When we were looking at Brocade back in 2009, there was only 
the CER2000 and the CES2000.

The CES2000 only handled 8,000 v4 entries in the FIB 
(although the latest documentation suggests 32,000 entries 
for v4 and 8,000 entries for v6), while the CER2000 was, as 
mentioned before, 512,000.

Perhaps the hardware has since been revised. To be fair, we 
haven't looked at Brocade since we settled on the ME3600X.

In our initial requirements, we thought needing a large FIB 
would be great as we extended IP/MPLS into the Access, to 
have end-to-end MPLS forwarding, but later on, we figured 
that it's really not that necessary.

One option was to use the MPLS Default Route Label feature, 
but after much thought and planning, we just ended up 
originating a regular IP default route toward our ME3600X's 
from our route reflectors. As the route reflectors do not 
run MPLS, there was no outgoing MPLS label attached to the 
next-hop address of that default route, i.e., the route 

So traffic to the Internet from customers in the Access is 
MPLS-switched through the Access network. When it hits the 
Aggregation network (Juniper M320's, T320's and MX480's 
today), it finds that no label is assigned to the route 
reflector route. At that point, IP forwarding occurs, and 
since PHP happened before the packet got to the Aggregation 
routers, the Aggregation routers now impose a new MPLS label 
on to the IP packet because they contain the full BGP 
routing table, which means they have MPLS FEC's.
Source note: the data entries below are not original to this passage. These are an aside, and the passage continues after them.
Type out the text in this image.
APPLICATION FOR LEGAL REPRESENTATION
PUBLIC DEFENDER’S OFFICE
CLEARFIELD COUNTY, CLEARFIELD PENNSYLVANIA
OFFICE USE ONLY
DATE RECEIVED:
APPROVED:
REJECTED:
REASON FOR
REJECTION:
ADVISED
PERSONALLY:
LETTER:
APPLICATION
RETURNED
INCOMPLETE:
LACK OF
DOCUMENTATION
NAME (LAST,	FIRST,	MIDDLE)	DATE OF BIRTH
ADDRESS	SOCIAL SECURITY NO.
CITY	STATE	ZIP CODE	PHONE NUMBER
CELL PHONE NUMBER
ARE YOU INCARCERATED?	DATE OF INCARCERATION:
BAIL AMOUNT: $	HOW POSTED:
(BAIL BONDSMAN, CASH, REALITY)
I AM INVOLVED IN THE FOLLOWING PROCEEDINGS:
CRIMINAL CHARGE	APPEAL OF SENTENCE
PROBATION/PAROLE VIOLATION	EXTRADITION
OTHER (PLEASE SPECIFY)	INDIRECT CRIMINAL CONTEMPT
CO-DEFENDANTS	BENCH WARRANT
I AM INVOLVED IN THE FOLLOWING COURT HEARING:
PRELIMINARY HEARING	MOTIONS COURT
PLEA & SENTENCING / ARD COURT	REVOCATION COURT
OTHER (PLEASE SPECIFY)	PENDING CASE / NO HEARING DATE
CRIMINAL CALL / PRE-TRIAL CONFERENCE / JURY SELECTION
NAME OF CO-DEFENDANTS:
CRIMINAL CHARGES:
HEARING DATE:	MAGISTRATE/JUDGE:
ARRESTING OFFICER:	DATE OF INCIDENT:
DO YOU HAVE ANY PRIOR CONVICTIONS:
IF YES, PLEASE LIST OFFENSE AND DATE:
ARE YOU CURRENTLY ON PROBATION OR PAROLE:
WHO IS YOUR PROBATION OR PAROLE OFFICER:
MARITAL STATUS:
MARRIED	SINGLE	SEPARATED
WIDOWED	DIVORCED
In the end, traffic never has to go to the route reflectors 
after the last hop ME3600X in the Access ring. Pretty cool. 
Totally negates the need for a device with a large FIB in 
the Access, without restricting IP/MPLS forwarding 

Of course, it means customers that need a full BGP routing 
table from you would need to run eBGP Multi-Hop. While I 
don't particularly fancy eBGP Multi-Hop, it's a small price 
to pay for the overall benefit.

One thing to note - unlike Junos and IOS XR, IOS and IOS XE 
will, by default, assign a label to a route that is coming 
from a box which does not run MPLS, even though there won't 
be an outoging label assigned to it.

Junos and IOS XR will not assign any labels to any routes 
that come from boxes not running MPLS. So no extra tweaking 
is needed to have this functionality.

Not sure how an IOS or IOS XE box would perform in this 
topology without manually configuring label 
assignments/bindings, as our Aggregation testing has centred 
around Junos and IOS XR - but one would be able to make it 
work either way. If needed, all the knobs are there :-).